Love. Love is what is required of us in ALL things. Love encompasses truth and grace. When we must speak truth, it HAS to be done in love, or we are best to keep our mouth shut. Does truth mean we have to spew out every thought and desire in us, some being evil in nature?…. no. Philippians 4:8 is a good filter.
All of that to say, no I don’t think it’s wrong to remain silent at certain times. Love has to be our filter and our motivating factor in all things. But if the Spirit says to speak, it’s best to be obedient….in love, of course.
Share annoyances only if you can constructively achieve a change. To share something that makes you unhappy with no purpose other than to make it known can be hurtful to a person or harmful to your relationship. For example, can he do anything about being bald? If hair restoration will make a difference (and you can afford it) or a well-fitted toupee is desirable then positively communicate it. If you think telling him that you don’t find him as attractive now that he’s bald serves no good purpose.
First. Let me address the question about college. I think it is reasonable to say that you wished he completed college. I think that is just sharing your thoughts. On the other hand, what you asked was if you should tell him he should have finished. That is a much different thing, and I believe it would be very, very wrong. It would not go well with me, and I dont think I am alone. It is tantamount to saying that he was wrong to quit, and that you know better than him.

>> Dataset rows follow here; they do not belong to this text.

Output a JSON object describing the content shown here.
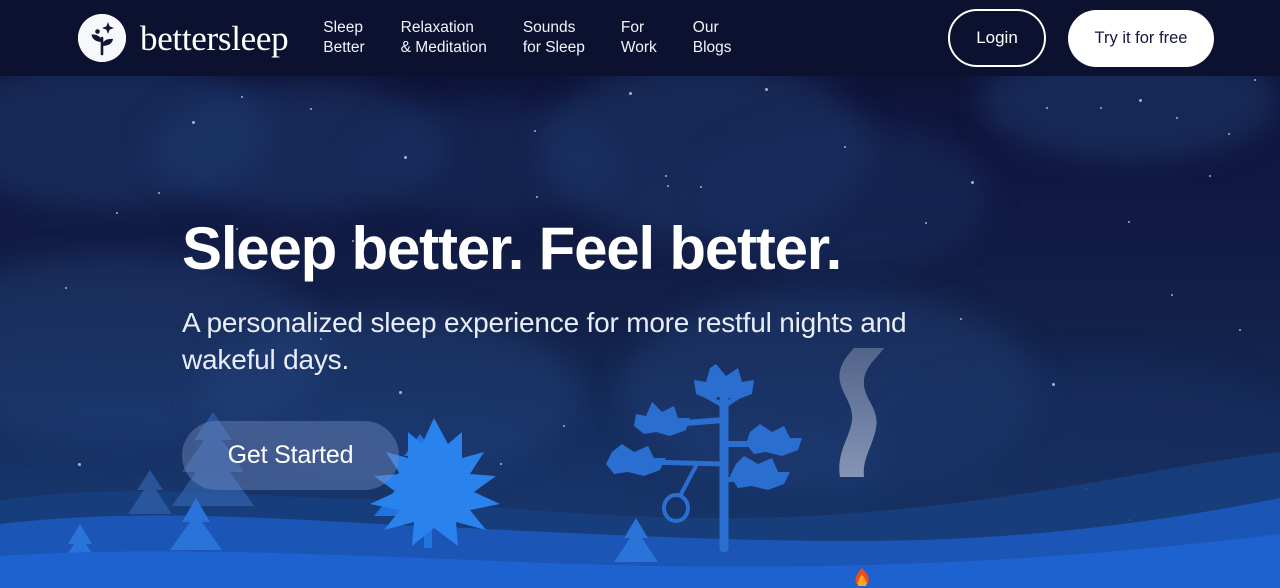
{
  "brand": {
    "name": "bettersleep",
    "logo_icon": "sprout-sparkle-icon"
  },
  "nav": {
    "items": [
      {
        "line1": "Sleep",
        "line2": "Better"
      },
      {
        "line1": "Relaxation",
        "line2": "& Meditation"
      },
      {
        "line1": "Sounds",
        "line2": "for Sleep"
      },
      {
        "line1": "For",
        "line2": "Work"
      },
      {
        "line1": "Our",
        "line2": "Blogs"
      }
    ]
  },
  "actions": {
    "login_label": "Login",
    "try_label": "Try it for free"
  },
  "hero": {
    "headline": "Sleep better. Feel better.",
    "subheadline": "A personalized sleep experience for more restful nights and wakeful days.",
    "cta_label": "Get Started"
  },
  "scene": {
    "elements": [
      "pine-tree",
      "deciduous-tree",
      "tire-swing",
      "campfire",
      "smoke",
      "hills"
    ]
  },
  "colors": {
    "page_background": "#0d1130",
    "sky_top": "#0d1130",
    "sky_bottom": "#143569",
    "cloud": "#1e386e",
    "text_primary": "#ffffff",
    "text_secondary": "#e9edf7",
    "button_light": "#ffffff",
    "button_light_text": "#14173a",
    "cta_fill": "rgba(120,142,196,0.42)",
    "tree_blue": "#1f61c9",
    "tree_blue_dark": "#1a4da3",
    "hill_blue": "#1c58bd",
    "hill_blue_dark": "#17407f",
    "smoke": "#7c8cae",
    "flame": "#f04b18"
  }
}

The last question is even easier. Ask yourself how you would feel if he said he would find you more attractive if you had a breast enlargement or a tummy tuck, or some other change to your appearance that would be out of your control naturally.
As, SC said, love is good.
It seems to me that some of the things you list – like your feelings about your in-laws – might be difficult to hide over the long haul. I sense it won’t be a secret for long as it is hard to fake loving people.
The same might be true about your last issue too. You may want to see if you can’t find a way to be attracted to him without hair too. Or consider how he might be feeling about the changes happening to you.
Doug brought up one of the most important principles of marriage: “You should have finished college” is both critical and controlling. “I wish you had finished college” is simply sharing your perspective. The first is damaging to a marriage, whether you say it or even if you only think it. Treat the words “You should” as a marital obscenity.
@Prov31, is your main point about each subject you raise and you want those separately addressed, or is it about actually keeping secrets in general, and not feeling you have to tell your spouse EVERYTHING, and you are just giving examples, in a wry kind of way?
I took it as the latter, in light of your last question thread. And that you are making a point that there are times our thoughts and feelings could do great damage if we just shared them because we believe “keeping secrets is wrong” in a marriage. If I am wrong, I can always throw more advice to each specific scenario.
I’m wondering if the fact that you have these irritations, a few of which are objectively somewhat trivial, is an indication of a deeper unhappiness? Is there something bigger bothering you that you don’t feel like you are able to solve or even address so that you end up constantly annoyed by other things?
I dont see a problem in talking about the future and possibility of him finishing a degree, or even telling him you would find it attractive if he did, or just let him know how you feel. I would NOT use it when you are aggravated or in an argument. Talks about inlaws need to be handled delicately, but finding an efficient way to communicate that would be good, keeping things inside creates resentment. I’d probably ask him how he likes your appearance ie, does he like your hair longer/shorter than he may ask you what you like too. Again, it’s good to communicate, even how you like his appearance, it just needs to be done in a way that wont make him defensive.